Для каждого человека наступает час, когда правда берет его за горло и навсегда овладевает душой.
Александр Исаевич никуда не спешил. Он помог мне раздеться, и мы сели в столовой за стол друг против друга. Я вынула из портфеля свою кипу бумаг. "Закроемся от Катаева, — сказал, вскочив, Солженицын, — закроемся, закроемся от Катаева" — и с силой задернул обе половинки штор на большом, во всю стену, окне. (Окно нашей столовой выходит прямо на катаевский забор, сарай, дачу.) Александр Исаевич снова сел и ожидающе посмотрел на меня. Стол наш неширок, лицо Солженицына я видела ясно.

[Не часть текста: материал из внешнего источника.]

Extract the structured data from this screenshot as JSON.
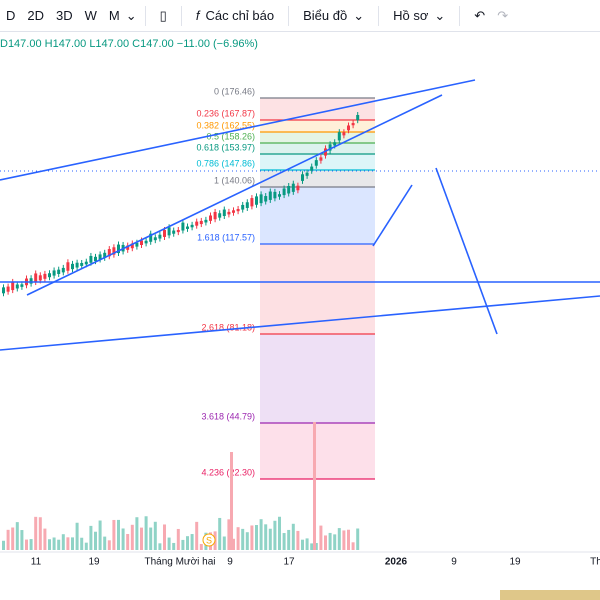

Шрам, пересекая лоб, подчеркивает прямизну черт. Прямой нос, прямые волосы, прямой лоб — лицо как будто выпрямленное изнутри единым волевым усилием. Сосредоточенность углубляла шрам, и, чем глубже врезалась в лоб эта черта, тем отчетливее проступала основа лица, оно словно обнажалось, открывая голый и точный чертеж. Ничего лишнего. Одна основа...Меня слушал шрам. "В чем сила этого человека? — думала я, сквозь свой рассказ невольно вглядываясь в живой чертеж напротив. — В способности сосредоточивать себя, всего себя, — не часть, а целое, все то, что мы называем «я», — собирать, сосредоточивать себя, свое отдельное «я» на «я» другого. Сейчас он весь сосредоточен на мне и на моей боли. Полностью. Целиком. Он будто рычаг какой-то в себе поворачивает — рычаг-переключатель, — включает всю полноту внимания и потом выключает, когда ему пожелается.
В нашей стране противостоит лжи и фальсификации стойкая память, неизвестно кем хранимая, неизвестно на чем держащаяся, но упорная в своей кротовой работе.
Культура принадлежит тем из нас и только в той степени, в какой мы сами принадлежим ей — безотказно, безраздельно, бескорыстно и всецело.